A group of homeless people who are being denied official homeless status launched a campaign this week to secure recognition and human rights protections.
Derry City and Strabane District Council, along with other council areas, have in recent days passed motions in support of the Homeless Not Voiceless campaign for Full Duty Applicant Status.
The local council called on the NIHE Chief Executive to respond outlining what measures the NIHE will now take to accurately audit the extent of the problem regarding homeless people who are not recognised as such and what steps will be taken to remedy these oversights.
Homeless Not Voiceless, are a group of long-term hostel residents documenting human rights impacts on homeless people and seeking the immediate award of homeless status (Full Duty Applicant Status) to all residents living in such hostels.
On Tuesday 2nd July, the group were joined by elected representatives in Belfast to deliver their message to Clark Bailie, Chief Executive of the Housing Executive.
Dressed as superheroes, they presented their report based on research across 22 hostels.
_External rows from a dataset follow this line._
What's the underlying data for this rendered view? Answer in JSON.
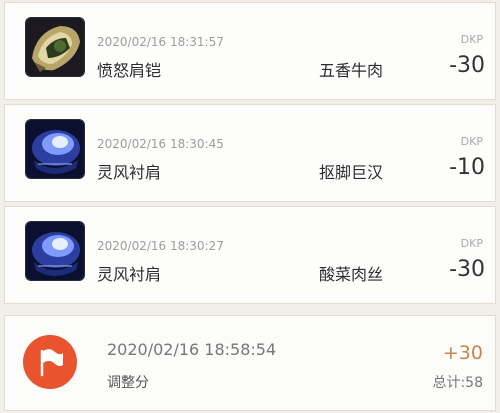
{
  "loot": [
    {
      "time": "2020/02/16 18:31:57",
      "item": "愤怒肩铠",
      "player": "五香牛肉",
      "dkp_label": "DKP",
      "dkp": "-30",
      "icon": "gold-shoulder-armor-icon"
    },
    {
      "time": "2020/02/16 18:30:45",
      "item": "灵风衬肩",
      "player": "抠脚巨汉",
      "dkp_label": "DKP",
      "dkp": "-10",
      "icon": "blue-glow-shoulder-icon"
    },
    {
      "time": "2020/02/16 18:30:27",
      "item": "灵风衬肩",
      "player": "酸菜肉丝",
      "dkp_label": "DKP",
      "dkp": "-30",
      "icon": "blue-glow-shoulder-icon"
    }
  ],
  "adjustment": {
    "time": "2020/02/16 18:58:54",
    "label": "调整分",
    "value": "+30",
    "total": "总计:58",
    "icon": "flag-icon",
    "icon_color": "#e9532e",
    "value_color": "#c8854a"
  }
}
They used the Spiderman theme to coincide with the release of the Hollywood blockbuster ‘Spiderman far from Home(less)’ and to focus attention on serious human rights failings experienced by homeless people living in shelters across Northern Ireland.
Homeless Not Voiceless urged Mr Bailie to guarantee all homeless people are recognised officially by ensuring Full Duty Applicant status is awarded in every case and to provide appropriate mental health support services for homeless people.
Speaking to the Derry News, Marissa McMahon of human rights organisation Participation and Practice of Rights (PPR) said: “The group are using a bit of fun today to make a very serious point.
“It is incredible that homeless people are being denied homeless status in such numbers despite the statutory obligations and the massive support they have received from Councils and political parties.
“The scale of the housing crisis is being underplayed with devastating impacts on very vulnerable people.”
The group also believes that NIHE’s statistics on homelessness are skewed as many people are spending longer than is being recorded, with PPR claiming that on average people are spending two and a half years in a hostel.
Campaigners have therefore asked NIHE to adequately document and respond to repeat homelessness.
Their campaign has now secured the support of Sinn Féin, Dup, SDLP, People before Profit and four Councils have passed motions of support in the past week.
Information released under freedom of information (FOI) legislation revealed that on 25 June 2018 the NIHE had on record 19 people living in homeless hostel accommodation without official FDA homeless status.
According to PPR, one month later, research carried out by Homeless Not Voiceless across 22 hostel sites on a single day found 78 hostel residents without official FDA homeless status.
That is four times the number held by the public housing authority with responsibility for documenting and responding to homelessness.
The stress and anxiety caused by prolonged periods of homelessness can worsen existing physical and mental health conditions.
In response, a spokesperson for the Housing Executive said the awarding of Full Duty Applicant status is set out in criteria laid down in The Housing (NI) Order 1988.
“Where a person presents to us as homeless, we will respond in accordance with this law and commence our enquiries.
“We are prohibited from taking a blanket approach to awarding Full Duty Applicant status to residents living in a homeless hostel.
“Our enquiries will determine whether or not the applicant meets the four statutory Homelessness tests which are defined in law.
“The 4 ‘tests’ which are applied are: 1. Homeless/threatened with homelessness; 2. Eligible for assistance; 3. In priority need; and 4. Unintentionally homeless.
“Assessments are carried out on an individual basis.
“When we complete our enquiries, a Notification of Decision is given in writing to the applicant.
“If an individual’s circumstances change, we would encourage them to visit us to be re-assessed.”
She continued: "The Housing Executive categorises repeat homelessness by the number of presentations where the previous application had been closed less than 12 months before the current homeless application. This is a definition that is consistent with other jurisdictions, such as Scotland, and it is not intended as a measure for the length of time associated with homelessness.
“Any figures released by the Housing Executive relating to the length of stay in temporary accommodation are for those households who have been provided with a placement by the Housing Executive. The Housing Executive also funds direct access hostels where a referral from the Housing Executive is not required and therefore, such placements are not included in any figures released by the Housing Executive.
“It should be noted that the figure 38 weeks refers to the average length of stay in one type of temporary accommodation (voluntary sector hostels) in 2015/16. The average length of stay for the corresponding period in 2018/19 was 33 weeks.
“Local Housing Executive staff run monthly and bi-monthly clinics in our hostels in Derry~Londonderry (all except the House in the Wells), which gives everyone living in hostels the opportunity to be assessed under homeless legislation.
“As well as this we regularly look at current cases that have already been awarded Full Duty Applicant (FDA) status and carry out reviews on their applications for change of circumstances, additional points, etc.
“Staff also carry out reviews on applications for residents who have been assessed and not accepted as FDA.”